A Dock-and-Lock Mechanism Clusters ADAM10 at Cell-Cell Junctions to Promote α-Toxin Cytotoxicity

We previously identified PLEKHA7 and other junctional proteins as host factors mediating death by S. aureus α-toxin, but the mechanism through which junctions promote toxicity was unclear. Using cell biological and biochemical methods, we now show that ADAM10 is docked to junctions by its transmembrane partner Tspan33, whose cytoplasmic C terminus binds to the WW domain of PLEKHA7 in the presence of PDZD11. ADAM10 is locked at junctions through binding of its cytoplasmic C terminus to afadin. Junctionally clustered ADAM10 supports the efficient formation of stable toxin pores. Instead, disruption of the PLEKHA7-PDZD11 complex inhibits ADAM10 and toxin junctional clustering.
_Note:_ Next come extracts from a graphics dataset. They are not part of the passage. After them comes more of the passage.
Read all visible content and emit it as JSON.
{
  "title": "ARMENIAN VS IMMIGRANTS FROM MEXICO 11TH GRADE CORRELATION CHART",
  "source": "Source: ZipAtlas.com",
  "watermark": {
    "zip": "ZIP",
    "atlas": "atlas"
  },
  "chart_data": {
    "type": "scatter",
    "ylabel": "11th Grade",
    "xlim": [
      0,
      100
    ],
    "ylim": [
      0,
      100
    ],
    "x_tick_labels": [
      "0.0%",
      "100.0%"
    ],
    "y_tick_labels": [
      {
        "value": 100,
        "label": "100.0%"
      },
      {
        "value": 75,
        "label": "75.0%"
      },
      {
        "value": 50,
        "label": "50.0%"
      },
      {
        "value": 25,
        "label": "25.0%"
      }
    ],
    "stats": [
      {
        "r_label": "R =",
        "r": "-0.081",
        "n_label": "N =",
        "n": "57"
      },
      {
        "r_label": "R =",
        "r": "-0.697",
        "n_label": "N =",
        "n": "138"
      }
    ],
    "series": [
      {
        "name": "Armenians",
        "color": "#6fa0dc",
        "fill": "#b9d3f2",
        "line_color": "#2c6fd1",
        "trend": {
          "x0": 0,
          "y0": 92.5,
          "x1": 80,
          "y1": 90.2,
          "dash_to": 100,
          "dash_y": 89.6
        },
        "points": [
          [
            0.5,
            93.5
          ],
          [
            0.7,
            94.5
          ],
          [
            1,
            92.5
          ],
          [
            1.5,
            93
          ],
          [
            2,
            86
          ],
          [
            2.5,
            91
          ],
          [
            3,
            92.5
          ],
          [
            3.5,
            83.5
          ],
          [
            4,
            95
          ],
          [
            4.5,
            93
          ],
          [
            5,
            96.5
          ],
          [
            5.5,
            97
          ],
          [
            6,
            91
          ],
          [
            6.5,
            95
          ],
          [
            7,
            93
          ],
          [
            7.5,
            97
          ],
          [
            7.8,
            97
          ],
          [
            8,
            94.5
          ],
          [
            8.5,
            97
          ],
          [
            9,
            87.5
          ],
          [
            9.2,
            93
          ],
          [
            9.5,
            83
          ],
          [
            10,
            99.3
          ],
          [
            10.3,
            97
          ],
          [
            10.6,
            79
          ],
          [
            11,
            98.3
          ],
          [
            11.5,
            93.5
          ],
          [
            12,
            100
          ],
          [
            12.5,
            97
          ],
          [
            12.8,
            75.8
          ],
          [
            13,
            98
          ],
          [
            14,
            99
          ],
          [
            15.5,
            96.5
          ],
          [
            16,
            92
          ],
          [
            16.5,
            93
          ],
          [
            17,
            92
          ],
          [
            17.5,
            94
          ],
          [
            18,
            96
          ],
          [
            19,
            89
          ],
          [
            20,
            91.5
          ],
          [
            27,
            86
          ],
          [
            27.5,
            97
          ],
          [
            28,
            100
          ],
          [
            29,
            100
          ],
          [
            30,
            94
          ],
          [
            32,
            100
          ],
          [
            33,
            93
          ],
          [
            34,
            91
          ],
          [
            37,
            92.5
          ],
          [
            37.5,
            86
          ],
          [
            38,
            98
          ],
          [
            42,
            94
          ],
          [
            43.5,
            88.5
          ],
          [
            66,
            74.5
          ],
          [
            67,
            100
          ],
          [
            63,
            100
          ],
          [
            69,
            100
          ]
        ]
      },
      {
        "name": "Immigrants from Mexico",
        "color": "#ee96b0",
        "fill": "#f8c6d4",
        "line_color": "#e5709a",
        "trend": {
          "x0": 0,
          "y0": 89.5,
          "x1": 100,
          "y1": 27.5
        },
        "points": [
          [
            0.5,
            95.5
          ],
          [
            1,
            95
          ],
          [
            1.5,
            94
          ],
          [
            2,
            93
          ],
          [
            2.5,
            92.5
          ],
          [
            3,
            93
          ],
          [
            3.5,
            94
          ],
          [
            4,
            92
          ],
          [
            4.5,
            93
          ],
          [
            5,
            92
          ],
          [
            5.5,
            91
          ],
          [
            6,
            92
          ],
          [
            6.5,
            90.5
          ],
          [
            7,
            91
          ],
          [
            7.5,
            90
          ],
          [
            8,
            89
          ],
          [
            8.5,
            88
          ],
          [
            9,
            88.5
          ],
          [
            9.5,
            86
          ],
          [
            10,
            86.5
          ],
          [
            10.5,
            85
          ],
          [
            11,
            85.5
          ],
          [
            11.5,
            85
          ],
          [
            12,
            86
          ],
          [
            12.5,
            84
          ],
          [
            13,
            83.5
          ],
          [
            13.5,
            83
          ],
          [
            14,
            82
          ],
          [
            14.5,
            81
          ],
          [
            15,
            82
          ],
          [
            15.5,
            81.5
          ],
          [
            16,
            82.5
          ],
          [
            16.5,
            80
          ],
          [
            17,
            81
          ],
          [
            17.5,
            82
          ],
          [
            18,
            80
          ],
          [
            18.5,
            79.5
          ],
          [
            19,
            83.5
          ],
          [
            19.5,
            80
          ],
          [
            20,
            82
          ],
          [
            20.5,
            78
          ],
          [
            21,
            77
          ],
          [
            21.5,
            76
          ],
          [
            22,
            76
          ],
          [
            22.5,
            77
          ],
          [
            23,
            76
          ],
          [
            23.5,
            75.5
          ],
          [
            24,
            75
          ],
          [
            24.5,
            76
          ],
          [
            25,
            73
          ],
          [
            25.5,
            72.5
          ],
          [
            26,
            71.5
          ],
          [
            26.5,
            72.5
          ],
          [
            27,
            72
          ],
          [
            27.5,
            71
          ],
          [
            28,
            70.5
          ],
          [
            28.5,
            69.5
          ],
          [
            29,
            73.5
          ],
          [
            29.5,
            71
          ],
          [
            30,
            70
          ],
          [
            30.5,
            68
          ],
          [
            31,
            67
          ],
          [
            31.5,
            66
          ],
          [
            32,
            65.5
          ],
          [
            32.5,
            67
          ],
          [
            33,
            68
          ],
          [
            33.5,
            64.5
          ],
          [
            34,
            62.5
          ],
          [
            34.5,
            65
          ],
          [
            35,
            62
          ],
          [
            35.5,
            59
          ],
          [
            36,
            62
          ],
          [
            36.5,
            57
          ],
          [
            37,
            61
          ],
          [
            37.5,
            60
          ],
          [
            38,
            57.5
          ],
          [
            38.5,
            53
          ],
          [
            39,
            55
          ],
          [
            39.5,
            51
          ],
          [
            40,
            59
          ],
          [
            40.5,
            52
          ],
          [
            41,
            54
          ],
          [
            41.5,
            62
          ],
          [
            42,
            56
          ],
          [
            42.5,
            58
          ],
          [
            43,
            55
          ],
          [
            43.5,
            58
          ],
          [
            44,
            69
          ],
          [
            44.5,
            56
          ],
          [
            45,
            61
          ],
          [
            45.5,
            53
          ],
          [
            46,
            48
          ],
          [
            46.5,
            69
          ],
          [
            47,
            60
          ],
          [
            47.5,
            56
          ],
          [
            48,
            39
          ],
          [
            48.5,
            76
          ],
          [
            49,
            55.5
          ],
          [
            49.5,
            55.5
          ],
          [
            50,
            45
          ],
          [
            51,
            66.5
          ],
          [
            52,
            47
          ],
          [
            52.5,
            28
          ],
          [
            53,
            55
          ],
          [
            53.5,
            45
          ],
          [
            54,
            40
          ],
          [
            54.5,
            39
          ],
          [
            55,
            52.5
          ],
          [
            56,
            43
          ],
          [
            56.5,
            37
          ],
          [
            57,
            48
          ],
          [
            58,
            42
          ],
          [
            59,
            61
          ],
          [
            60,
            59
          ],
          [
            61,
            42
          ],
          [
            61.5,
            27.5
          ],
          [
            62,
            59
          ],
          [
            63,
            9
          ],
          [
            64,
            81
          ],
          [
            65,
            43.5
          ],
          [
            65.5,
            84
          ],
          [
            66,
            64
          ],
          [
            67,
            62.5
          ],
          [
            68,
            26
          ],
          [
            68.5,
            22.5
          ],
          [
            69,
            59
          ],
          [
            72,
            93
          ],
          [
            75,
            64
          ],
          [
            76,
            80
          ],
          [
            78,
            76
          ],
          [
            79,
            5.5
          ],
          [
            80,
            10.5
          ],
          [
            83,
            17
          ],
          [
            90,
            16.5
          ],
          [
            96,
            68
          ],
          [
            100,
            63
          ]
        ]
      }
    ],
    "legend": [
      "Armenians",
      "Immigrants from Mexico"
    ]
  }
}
This promotes toxin pore removal from the cell surface through an actin- and macropinocytosis-dependent process, resulting in cell recovery from initial injury and survival. These results uncover a dock-and-lock molecular mechanism to target ADAM10 to junctions and provide a paradigm for how junctions regulate transmembrane receptors through their clustering. [Display omitted] •The α-toxin receptor ADAM10 is clustered at junctions by the PLEKHA7-PDZD11 complex•Tspan33 docks ADAM10 to junctions by binding to the WW domain of PLEKHA7•ADAM10 junctional clustering promotes the efficient formation of stable toxin pores•Loss of PLEKHA7-PDZD11 leads to toxin pore removal by endocytosis and cell survival Shah et al. clarify the mechanism through which adherens junctions render cells more susceptible to death by S. aureus α-toxin. PLEKHA7 and associated proteins create an Achilles heel by clustering the toxin receptor ADAM10 and toxin pores at junctions. Unclustered toxin pores are unstable and endocytosed, promoting cell survival.